Well, not on the systems I tried. The third argument became invalid after putenv (DJGPP), or did not change (other systems).
So, does anybody know what's the matter with `environ'? Can one just declare it as `extern char **environ;' even if it's not declared in any header? Or is there another way to get at the current environment?
Yes you can just declare it as `extern char **environ'. There's no guarantee that `environ' actually exists so just declaring it extern and using it could give you linker errors. You'd have to find a solution to this, perhaps using autoconf to check for it's existence and declaring your own version if it doesn't.
I think if I have to write my own version, anyway, I can just as well use it on all systems. I think it would be more consistent then than using a (partially undocumented) libc declaration on some systems and my own version on others.
If not, in the worst case, this would mean that the GPC RTS has do to its own environment handling, i.e. get the initial environment for the `main' parameter, and provide its own versions of getenv() and putenv() which work on a copy of that. Though it would not be terribly much work, I hope to avoid it...
I don't see why the GPC RTS would need to do it's own environment handling. Unless you are thinking of the extreme case where the `getenv', `setenv' and `putenv' functions are missing. Or are you thinking that a Pascal character array pointer should always point to an up-to-date environment list ?

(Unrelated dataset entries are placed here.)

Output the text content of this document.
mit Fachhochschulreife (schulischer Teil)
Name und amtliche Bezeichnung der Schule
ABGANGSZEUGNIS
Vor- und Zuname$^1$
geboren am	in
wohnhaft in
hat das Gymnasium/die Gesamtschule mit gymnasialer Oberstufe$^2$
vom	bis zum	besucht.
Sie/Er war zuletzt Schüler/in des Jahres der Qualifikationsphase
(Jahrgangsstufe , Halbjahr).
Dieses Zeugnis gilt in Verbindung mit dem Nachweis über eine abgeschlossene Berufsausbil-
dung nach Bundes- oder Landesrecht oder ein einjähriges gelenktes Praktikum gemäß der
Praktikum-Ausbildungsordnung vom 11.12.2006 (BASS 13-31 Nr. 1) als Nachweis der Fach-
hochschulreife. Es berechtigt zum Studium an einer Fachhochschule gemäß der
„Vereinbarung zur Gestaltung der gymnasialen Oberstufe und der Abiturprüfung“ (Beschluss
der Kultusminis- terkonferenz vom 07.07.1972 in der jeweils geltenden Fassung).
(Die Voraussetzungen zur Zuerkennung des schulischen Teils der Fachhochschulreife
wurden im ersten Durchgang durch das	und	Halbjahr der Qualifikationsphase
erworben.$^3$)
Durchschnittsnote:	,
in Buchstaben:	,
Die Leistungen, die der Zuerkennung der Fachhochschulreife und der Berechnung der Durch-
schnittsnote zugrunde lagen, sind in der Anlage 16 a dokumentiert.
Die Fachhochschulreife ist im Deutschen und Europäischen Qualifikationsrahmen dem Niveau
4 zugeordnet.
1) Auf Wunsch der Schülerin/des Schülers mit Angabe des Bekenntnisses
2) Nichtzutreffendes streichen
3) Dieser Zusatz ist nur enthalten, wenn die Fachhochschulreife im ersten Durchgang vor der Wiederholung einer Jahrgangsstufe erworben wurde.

Yes, I think it should. E.g., in a program of mine, I do some `putenv's, and then I want to pass the up-to-date environment to a child process (started by execve() in the Pipe unit). But I also want to read the (new and old) environment variables via `getenv' in the program itself. So, if `environ' doesn't point to an up-to-date environment, I'd have to do each `putenv' twice, once for the (hidden?) environment that `getenv' uses, and once for my own environment that is given to execve(). I'd consider this quite ugly, and rather than doing this, I'd prefer to write my own versions of putenv, getenv. etc.